Analogue cordless telephones, assigned on a secondary allocation basis without protection from interference, currently are permitted to utilize 10 frequency pairs in the 49 MHz band (handset transmit only: 49.670 – 49.970 - see previous section, 5.1.6) in accordance with Radio Systems Standard - Low Power Cordless Telephones Operating in the 46 MHz and 49 MHz bands ( RSS-209). At the moment no other cordless telephone frequencies are permitted for use in this frequency range. However, there is interest in a North American context to increase the number of channels available for new cordless telephone technology in this frequency range. It is the intention of the Department of Industry, following the finalization of these developments, to implement to the maximum extent possible a similar channelling plan in Canada (i.e. to the extent that they can be accommodated across Canada in the various regions, with minimal disruption of usage to existing users).

Additional frequency pairs in adjacent subbands, that could raise the total number of frequency pairs from 10 to 25, are being considered.

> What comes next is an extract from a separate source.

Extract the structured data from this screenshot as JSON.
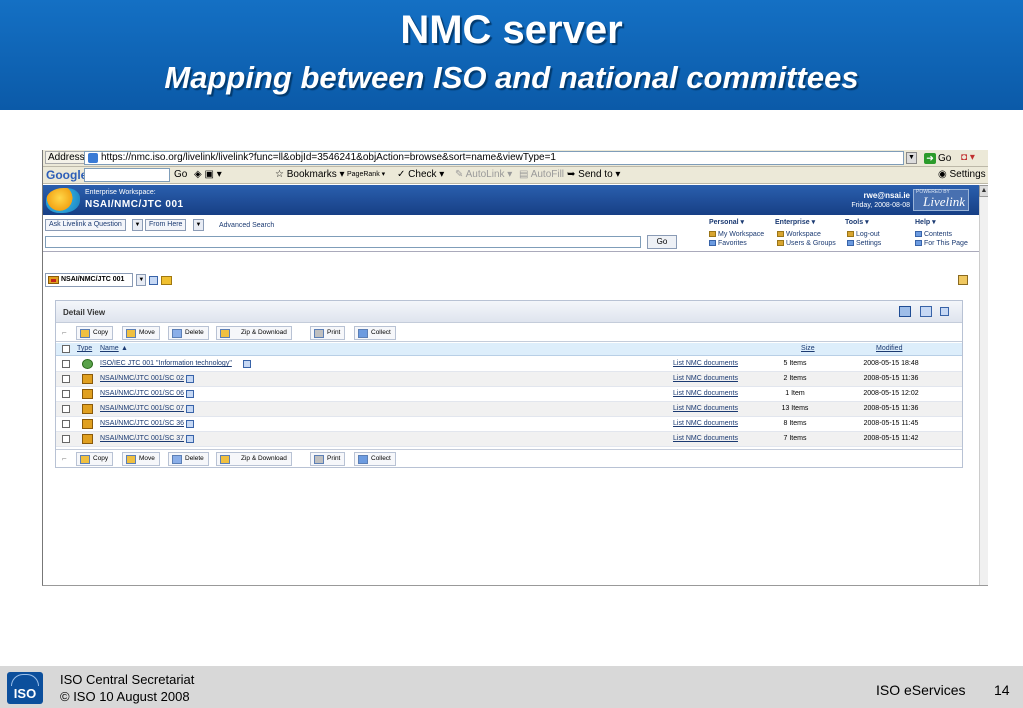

This should accommodate the needs of second generation cordless telephone users.

5.1.8 72-73 MHz

Domestic Allocations

Fixed
Mobile

Utilization Policy

In the band 72-73 MHz, mobile systems are permitted on a shared primary basis with fixed systems. This band also accommodates low power industrial safety applications which are permitted with due regard for making assignments that do not cause interference to television channels 4 and 5 or to neighbouring aeronautical radionavigation facilities in the band 74.5-75.2 MHz.

5.1.9 138-174 MHz

Domestic Allocations
138 -144 MHz
Fixed
Land Mobile
Space Research (space-to-Earth)
148 -149.9 MHz
Fixed
Land Mobile
Mobile-Satellite (Earth-to-space)
150.05 – 156.7625 MHz
Mobile
Fixed
156.7625 – 156.8375 MHz
Maritime Mobile (distress and calling)
156.8375 – 174 MHz
Mobile
Fixed
Utilization Policy

These bands represent the VHF spectrum usage for a wide range of licensed mobile systems and mobile applications.

These mobile service bands will continue to provide the core spectrum for the wide range of mobile services below 1 GHz. Development of a re-deployment plan will require further public consultation. This spectrum will need to accomodate an ever-increasing growth of mobile service. Spectrum congestion is already being experienced in large metropolitan centres.

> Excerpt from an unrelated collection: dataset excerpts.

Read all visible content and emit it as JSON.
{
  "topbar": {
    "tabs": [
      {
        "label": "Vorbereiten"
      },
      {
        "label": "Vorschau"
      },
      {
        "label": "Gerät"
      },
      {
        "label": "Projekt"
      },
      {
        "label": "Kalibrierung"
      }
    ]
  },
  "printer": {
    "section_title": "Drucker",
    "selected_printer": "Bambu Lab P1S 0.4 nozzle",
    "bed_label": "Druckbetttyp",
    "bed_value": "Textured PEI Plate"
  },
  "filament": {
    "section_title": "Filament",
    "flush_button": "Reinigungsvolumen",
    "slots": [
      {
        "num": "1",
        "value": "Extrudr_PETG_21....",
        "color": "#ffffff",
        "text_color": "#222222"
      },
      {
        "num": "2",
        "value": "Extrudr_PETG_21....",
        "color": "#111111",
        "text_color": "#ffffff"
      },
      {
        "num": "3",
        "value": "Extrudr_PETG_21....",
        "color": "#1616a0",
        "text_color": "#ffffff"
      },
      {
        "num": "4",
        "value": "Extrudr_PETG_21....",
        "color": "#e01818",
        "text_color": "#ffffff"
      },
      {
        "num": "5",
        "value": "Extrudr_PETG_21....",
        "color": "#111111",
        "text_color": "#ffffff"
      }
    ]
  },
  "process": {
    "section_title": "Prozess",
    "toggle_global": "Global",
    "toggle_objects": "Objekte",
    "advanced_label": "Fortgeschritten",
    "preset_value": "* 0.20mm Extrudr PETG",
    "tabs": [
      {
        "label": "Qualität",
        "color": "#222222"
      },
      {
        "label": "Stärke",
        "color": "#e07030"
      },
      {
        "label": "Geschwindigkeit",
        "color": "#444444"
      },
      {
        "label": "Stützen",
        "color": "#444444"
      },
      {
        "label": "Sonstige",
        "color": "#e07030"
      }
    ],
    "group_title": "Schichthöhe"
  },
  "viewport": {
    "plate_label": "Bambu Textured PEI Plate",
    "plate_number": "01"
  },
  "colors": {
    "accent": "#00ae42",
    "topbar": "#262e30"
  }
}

A re-deployment plan for the mobile service bands will be developed through further dialogue with industry. The principles set out in section 3.3 will guide the development of a re-deployment plan for further public consultation.

7 This band is paired with the band 415-419 MHz.

8 In the band portion 420-421 MHz, base transmit frequencies are used in conjunction with mobile transmit frequencies in the band 409-410 MHz.